Launch Pad 2012 – Writing Contest

We launch today!

This is an opportunity for unpublished novelists to share their writing with the public and boost their manuscript out of the slush pile and into the hands of a compatible publishing professional.

Every month, June through November, Novel Rocket will choose one category winner and post that writer’s first chapter on the blog. The Grand Prize winner will be chosen from among those six, and the recipient of that award will be announced in December.

The winner will receive a crystal rocket trophy much like that pictured here. Also, Novel Rocket will make arrangements for the writer to connect with an agent or editor to look at the winning manuscript with a serious view toward representation or publication. We can’t know who this industry professional will be until we determine the winner, because it will depend on the genre of the work, the intended audience, and the writer’s background.

When Gina Holmes of Novel Rocket (then known as Novel Journey) introduced our 2010 winner to an agent, the two hit it off so well, the agent offered the writer a contract that same day. This year’s winner is currently preparing her manuscript for presentation, but we hope for similarly delightful results for her as well.

If you’ve written a novel that you feel is ready to unleash on the world but have been unable to find it a home in the the traditional publishing world, this might be the opportunity you’ve been looking for. The Official Rules can be found here.

One caveat: a modest entry fee is required this year for the first time. That’s because every entrant is provided with a thoughtful critique. Since the judges are busy writers, this sometimes puts a bit of a crimp in their schedules, and it seemed fair to offer them some small compensation.
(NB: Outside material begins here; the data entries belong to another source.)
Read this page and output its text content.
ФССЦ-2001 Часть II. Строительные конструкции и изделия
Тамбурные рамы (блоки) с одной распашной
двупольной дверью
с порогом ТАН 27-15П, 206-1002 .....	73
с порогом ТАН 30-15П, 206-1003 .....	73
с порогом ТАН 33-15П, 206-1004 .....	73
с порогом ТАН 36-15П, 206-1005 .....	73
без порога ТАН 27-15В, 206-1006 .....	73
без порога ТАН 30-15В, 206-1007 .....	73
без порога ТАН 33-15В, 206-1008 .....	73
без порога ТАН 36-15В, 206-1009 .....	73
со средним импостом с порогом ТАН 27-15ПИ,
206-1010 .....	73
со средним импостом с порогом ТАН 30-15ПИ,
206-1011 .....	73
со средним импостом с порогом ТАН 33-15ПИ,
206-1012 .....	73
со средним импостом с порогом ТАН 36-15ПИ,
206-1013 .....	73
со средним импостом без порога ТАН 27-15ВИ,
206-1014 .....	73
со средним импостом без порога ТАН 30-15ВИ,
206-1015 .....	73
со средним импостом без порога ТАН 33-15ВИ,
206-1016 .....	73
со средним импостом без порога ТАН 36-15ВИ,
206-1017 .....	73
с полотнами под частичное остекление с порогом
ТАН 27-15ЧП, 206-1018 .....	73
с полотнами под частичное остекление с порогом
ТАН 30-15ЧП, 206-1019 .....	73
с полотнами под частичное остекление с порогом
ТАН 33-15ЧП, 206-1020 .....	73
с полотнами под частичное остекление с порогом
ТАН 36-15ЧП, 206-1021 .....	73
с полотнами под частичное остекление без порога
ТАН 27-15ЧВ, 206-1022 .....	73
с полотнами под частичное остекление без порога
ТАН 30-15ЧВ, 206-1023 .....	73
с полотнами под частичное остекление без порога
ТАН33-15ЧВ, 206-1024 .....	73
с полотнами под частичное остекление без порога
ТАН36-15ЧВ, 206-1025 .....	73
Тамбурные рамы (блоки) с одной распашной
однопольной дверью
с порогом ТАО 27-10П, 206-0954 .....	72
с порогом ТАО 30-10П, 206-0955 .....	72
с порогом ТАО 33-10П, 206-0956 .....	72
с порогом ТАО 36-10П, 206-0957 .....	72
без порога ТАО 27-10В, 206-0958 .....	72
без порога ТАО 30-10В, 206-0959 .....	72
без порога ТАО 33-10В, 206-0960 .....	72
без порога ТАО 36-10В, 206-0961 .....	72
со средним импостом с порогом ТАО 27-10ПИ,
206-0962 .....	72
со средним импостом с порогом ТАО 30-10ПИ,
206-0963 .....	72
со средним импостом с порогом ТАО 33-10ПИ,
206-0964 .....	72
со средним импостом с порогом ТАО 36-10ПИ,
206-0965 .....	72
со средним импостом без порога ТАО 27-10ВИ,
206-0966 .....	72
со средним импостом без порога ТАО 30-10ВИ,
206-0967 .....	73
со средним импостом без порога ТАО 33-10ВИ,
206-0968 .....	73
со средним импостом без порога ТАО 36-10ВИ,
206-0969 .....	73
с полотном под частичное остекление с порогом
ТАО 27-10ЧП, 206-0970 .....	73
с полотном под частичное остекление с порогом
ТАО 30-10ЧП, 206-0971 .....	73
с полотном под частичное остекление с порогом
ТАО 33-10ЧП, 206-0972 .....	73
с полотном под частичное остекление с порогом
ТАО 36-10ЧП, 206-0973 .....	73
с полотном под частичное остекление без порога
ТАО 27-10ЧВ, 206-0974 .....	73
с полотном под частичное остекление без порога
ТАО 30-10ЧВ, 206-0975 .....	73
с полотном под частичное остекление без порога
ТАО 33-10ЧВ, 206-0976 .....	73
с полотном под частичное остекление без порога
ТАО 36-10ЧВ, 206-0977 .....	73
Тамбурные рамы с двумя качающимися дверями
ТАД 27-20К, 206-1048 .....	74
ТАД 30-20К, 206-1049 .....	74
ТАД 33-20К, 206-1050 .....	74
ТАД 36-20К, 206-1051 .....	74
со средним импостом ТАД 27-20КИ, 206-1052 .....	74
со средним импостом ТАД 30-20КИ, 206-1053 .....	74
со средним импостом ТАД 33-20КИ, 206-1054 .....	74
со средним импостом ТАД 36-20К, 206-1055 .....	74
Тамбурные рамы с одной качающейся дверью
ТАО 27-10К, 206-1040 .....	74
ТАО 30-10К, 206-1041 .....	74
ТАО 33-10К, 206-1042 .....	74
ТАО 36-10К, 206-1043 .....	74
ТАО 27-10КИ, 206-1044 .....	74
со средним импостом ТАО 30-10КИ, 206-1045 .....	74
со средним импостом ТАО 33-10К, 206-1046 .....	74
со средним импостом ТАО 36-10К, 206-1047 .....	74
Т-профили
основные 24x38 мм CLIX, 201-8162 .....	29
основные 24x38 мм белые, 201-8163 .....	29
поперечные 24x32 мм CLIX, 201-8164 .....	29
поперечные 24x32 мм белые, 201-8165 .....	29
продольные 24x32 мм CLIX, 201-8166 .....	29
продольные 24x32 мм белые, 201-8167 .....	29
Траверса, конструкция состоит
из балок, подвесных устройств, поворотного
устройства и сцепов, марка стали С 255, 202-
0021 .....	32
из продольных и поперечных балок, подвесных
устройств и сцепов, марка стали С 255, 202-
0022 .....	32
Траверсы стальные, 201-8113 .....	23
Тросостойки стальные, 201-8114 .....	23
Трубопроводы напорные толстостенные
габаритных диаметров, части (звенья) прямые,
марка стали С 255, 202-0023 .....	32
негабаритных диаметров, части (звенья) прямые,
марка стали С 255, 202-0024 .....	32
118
However, since every entrant gets a critique, he’ll benefit from entering even if he’s not the winner. The judges are all affiliated with Novel Rocket. Experienced writers all, some of them multi-published authors, each has a finger on the pulse of the industry and is current on what sells and what prompts an editor to reject a submission. And that’s the kind of people you want offering input and advice on your work-in-progress.

So what do you think? Ready to take the plunge?